My favorite childhood classic, reimagined for those of us with food allergies. This is a creamy, tangy, rich and dreamy dessert, and easy to make! The recipe is after the video. A note from Naomi: I do these videos (including buying the ingredients) out of pocket as a volunteer service to our company. When you watch my video (even letting it play in the background, while you do something else) and share it, you help me qualify to earn a small amount from Youtube, which helps offset my costs. Thank you so much for supporting me, supporting you!
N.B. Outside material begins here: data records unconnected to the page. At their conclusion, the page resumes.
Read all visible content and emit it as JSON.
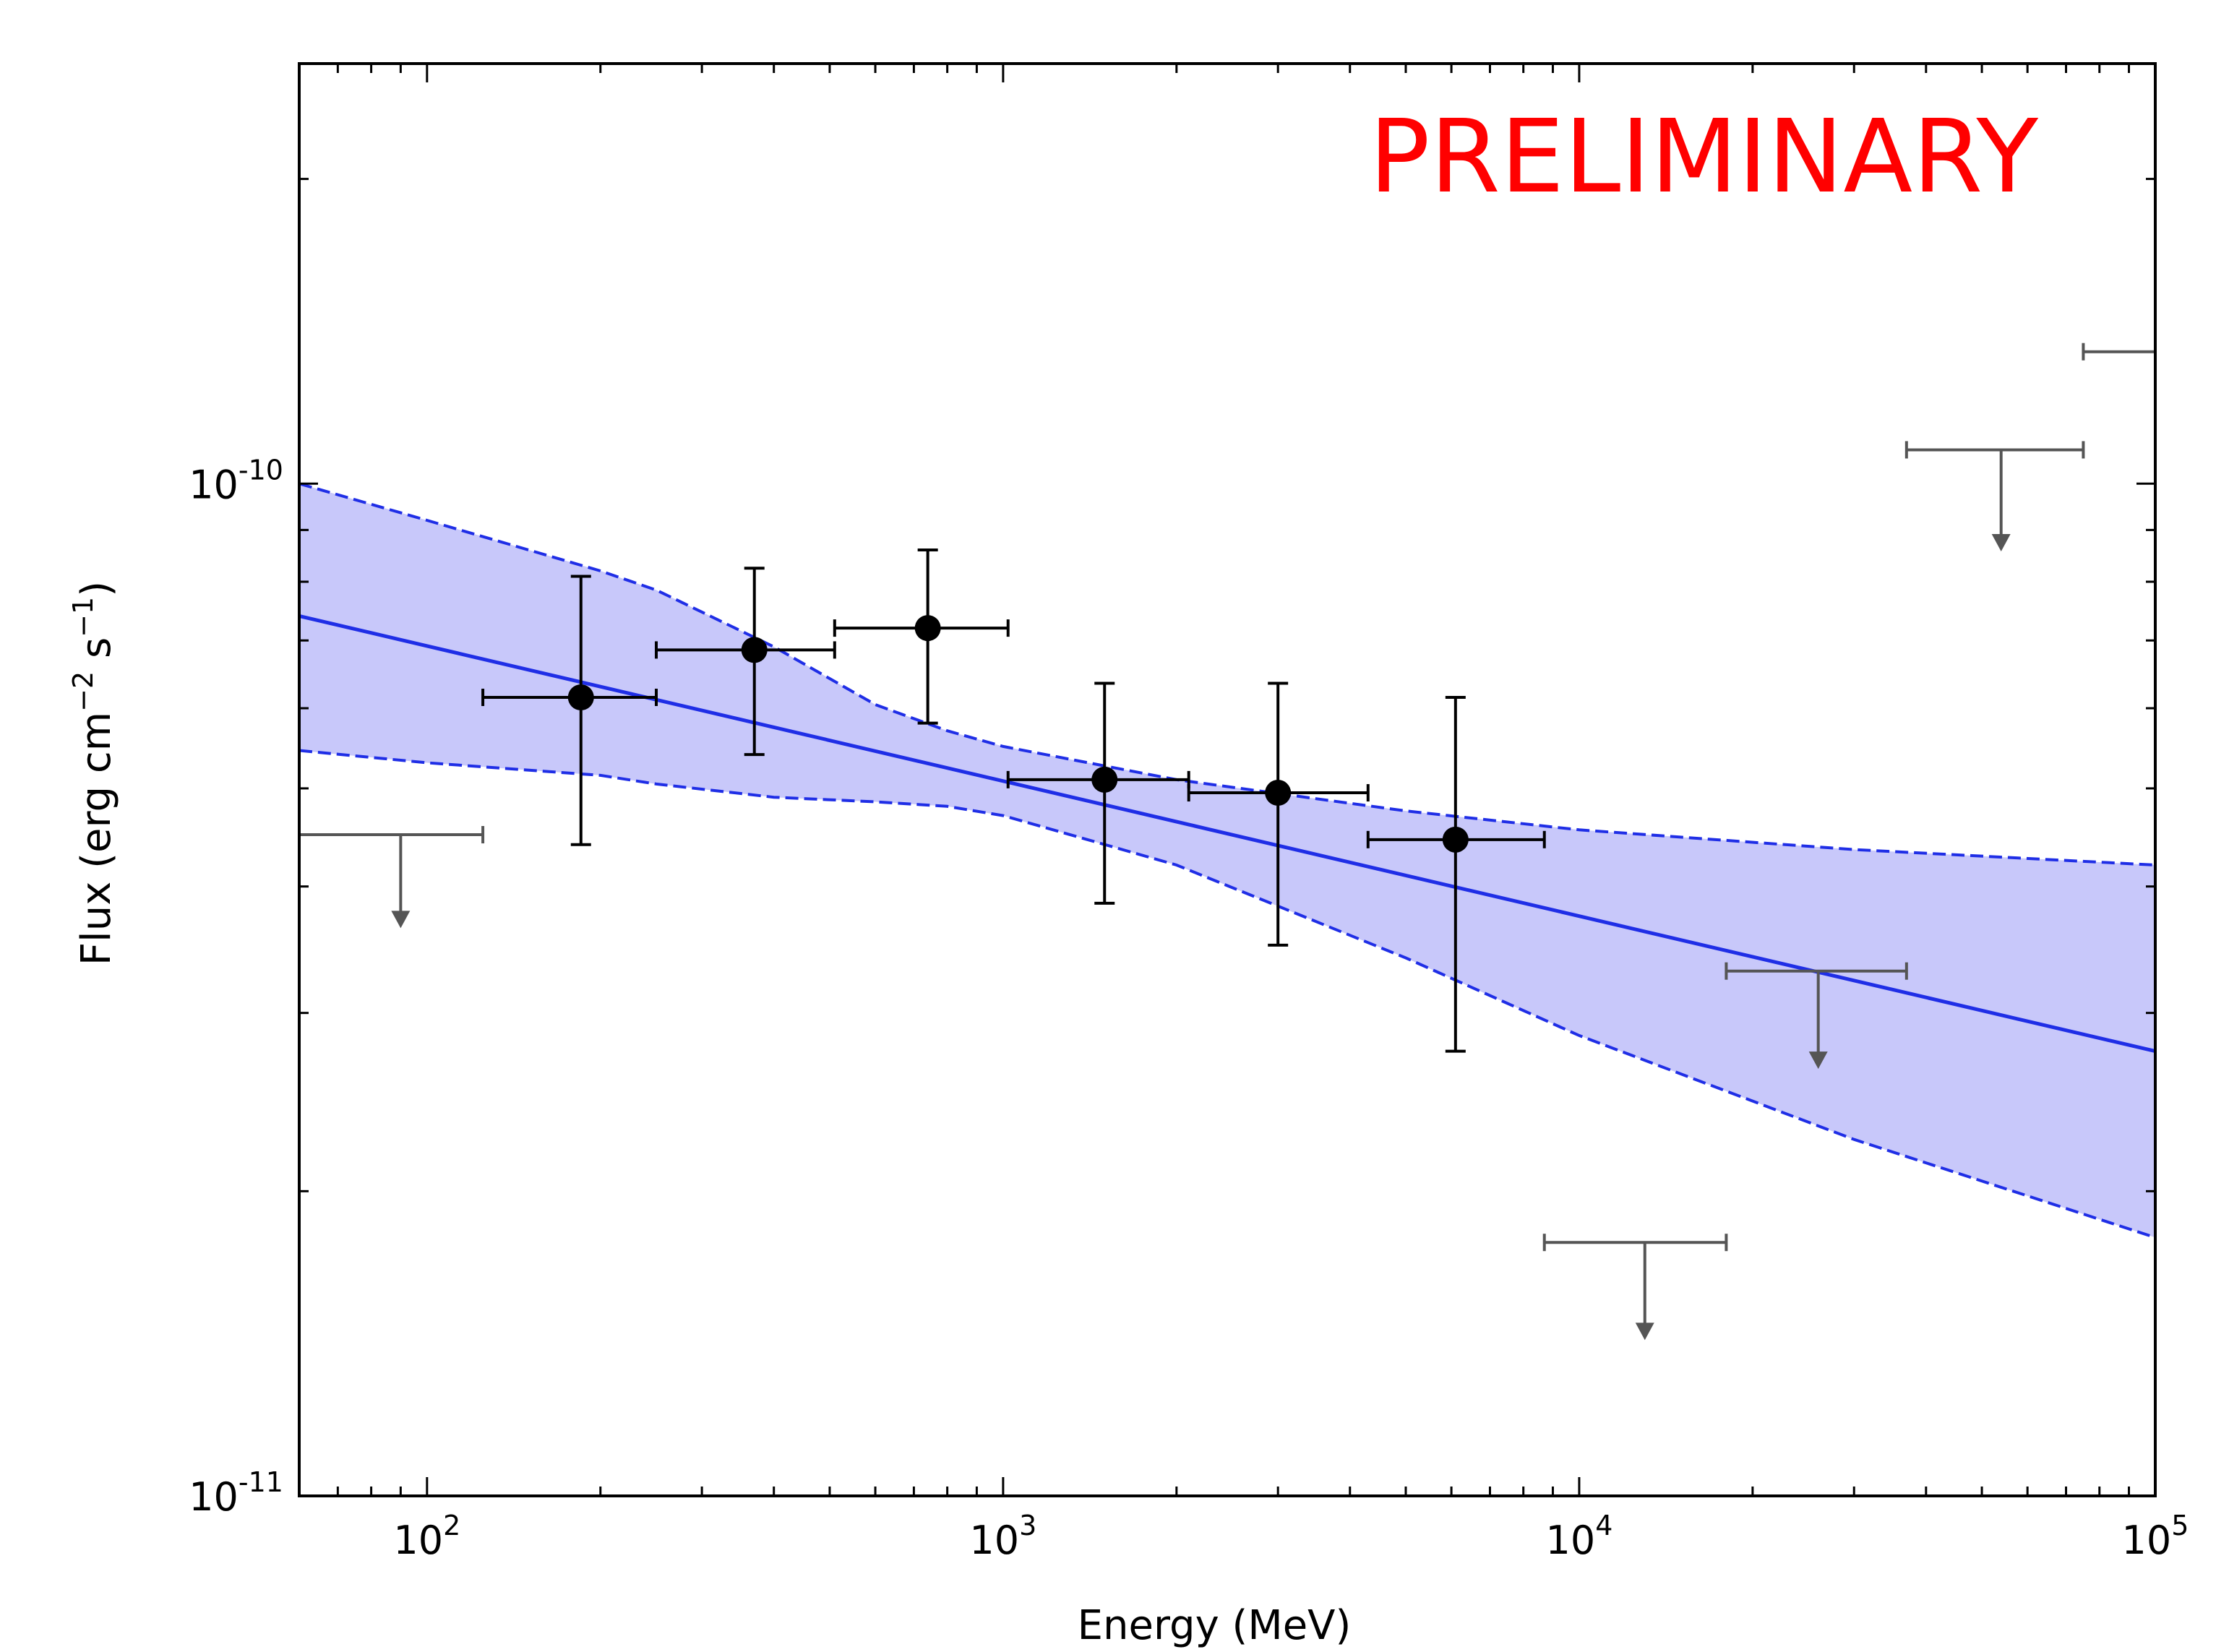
{
  "chart_data": {
    "type": "scatter",
    "title": "",
    "xlabel": "Energy (MeV)",
    "ylabel": "Flux (erg cm⁻² s⁻¹)",
    "ylabel_parts": {
      "pre": "Flux (erg cm",
      "exp1": "−2",
      "mid": " s",
      "exp2": "−1",
      "post": ")"
    },
    "xscale": "log",
    "yscale": "log",
    "xlim": [
      60,
      100000
    ],
    "ylim": [
      1e-11,
      2.6e-10
    ],
    "x_ticks": [
      {
        "value": 100,
        "base": "10",
        "exp": "2"
      },
      {
        "value": 1000,
        "base": "10",
        "exp": "3"
      },
      {
        "value": 10000,
        "base": "10",
        "exp": "4"
      },
      {
        "value": 100000,
        "base": "10",
        "exp": "5"
      }
    ],
    "y_ticks": [
      {
        "value": 1e-11,
        "base": "10",
        "exp": "-11"
      },
      {
        "value": 1e-10,
        "base": "10",
        "exp": "-10"
      }
    ],
    "annotation": {
      "text": "PRELIMINARY",
      "color": "#ff0000"
    },
    "colors": {
      "points": "#000000",
      "upper_limits": "#555555",
      "model_line": "#1f2ee6",
      "band_fill": "#c8c8fa"
    },
    "points": [
      {
        "x": 185,
        "y": 6.15e-11,
        "xlo": 125,
        "xhi": 250,
        "ylo": 4.4e-11,
        "yhi": 8.1e-11
      },
      {
        "x": 370,
        "y": 6.85e-11,
        "xlo": 250,
        "xhi": 510,
        "ylo": 5.4e-11,
        "yhi": 8.25e-11
      },
      {
        "x": 740,
        "y": 7.2e-11,
        "xlo": 510,
        "xhi": 1020,
        "ylo": 5.8e-11,
        "yhi": 8.6e-11
      },
      {
        "x": 1500,
        "y": 5.1e-11,
        "xlo": 1020,
        "xhi": 2100,
        "ylo": 3.85e-11,
        "yhi": 6.35e-11
      },
      {
        "x": 3000,
        "y": 4.95e-11,
        "xlo": 2100,
        "xhi": 4300,
        "ylo": 3.5e-11,
        "yhi": 6.35e-11
      },
      {
        "x": 6100,
        "y": 4.45e-11,
        "xlo": 4300,
        "xhi": 8700,
        "ylo": 2.75e-11,
        "yhi": 6.15e-11
      }
    ],
    "upper_limits": [
      {
        "x": 90,
        "y": 4.5e-11,
        "xlo": 60,
        "xhi": 125,
        "arrow_to": 3.65e-11
      },
      {
        "x": 13000,
        "y": 1.78e-11,
        "xlo": 8700,
        "xhi": 18000,
        "arrow_to": 1.43e-11
      },
      {
        "x": 26000,
        "y": 3.3e-11,
        "xlo": 18000,
        "xhi": 37000,
        "arrow_to": 2.65e-11
      },
      {
        "x": 54000,
        "y": 1.08e-10,
        "xlo": 37000,
        "xhi": 75000,
        "arrow_to": 8.6e-11
      },
      {
        "x": 90000,
        "y": 1.35e-10,
        "xlo": 75000,
        "xhi": 100000,
        "arrow_to": null
      }
    ],
    "model_line": {
      "x": [
        60,
        100000
      ],
      "y": [
        7.4e-11,
        2.75e-11
      ]
    },
    "band": {
      "x": [
        60,
        100,
        200,
        250,
        400,
        600,
        800,
        1000,
        2000,
        5000,
        10000,
        30000,
        100000
      ],
      "upper": [
        1e-10,
        9.2e-11,
        8.2e-11,
        7.85e-11,
        6.9e-11,
        6.05e-11,
        5.7e-11,
        5.5e-11,
        5.1e-11,
        4.75e-11,
        4.55e-11,
        4.35e-11,
        4.2e-11
      ],
      "lower": [
        5.45e-11,
        5.3e-11,
        5.15e-11,
        5.05e-11,
        4.9e-11,
        4.85e-11,
        4.8e-11,
        4.7e-11,
        4.2e-11,
        3.4e-11,
        2.85e-11,
        2.25e-11,
        1.8e-11
      ]
    }
  }
}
Servings 24 Prep Time 10 Cook Time 30


CAKE 1 box Better Batter Gluten Free Chocolate Cake Mix, prepared with either the eggs/oil/water instructions OR the bean/water instructions from the box OPTIONAL: 1/2 c extra oil (use only if desired and only if using the bean variation) CHEESECAKE 1- 2 packages (8-16 oz) cream cheese, goat cheese etc. (we have not found a good vegan cream cheese that works in this): If using aquafaba, you should use the full 16 tbsp 1 egg, beaten OR 1/4 c aquafaba 1/3 c sugar 1/8 tsp salt 1/2 c mini chocolate chips


Preheat oven to 375. Line 24 muffin tins with papers Prepare cake batter according to box instructions. If using bean instructions add up to 1/2 c oil if desired. Set aside. Beat together the egg or aquafaba, cream cheese, sugar, and salt, until evenly mixed and fluffy. Stir in chocolate chips. In prepared muffin tins, spoon alternating chocolate cake batter and cheesecake filling as follows EITHER 2 tbsp chocolate batter, 1 tbsp cheesecake filling, 2 tbsp chocolate batter OR 4 tbsp chocolate batter and top with 1 tbsp cheesecake filling Bake for 30-35 minutes, or until puffed and cooked through. Allow to cool completely before serving. Refrigerate leftovers.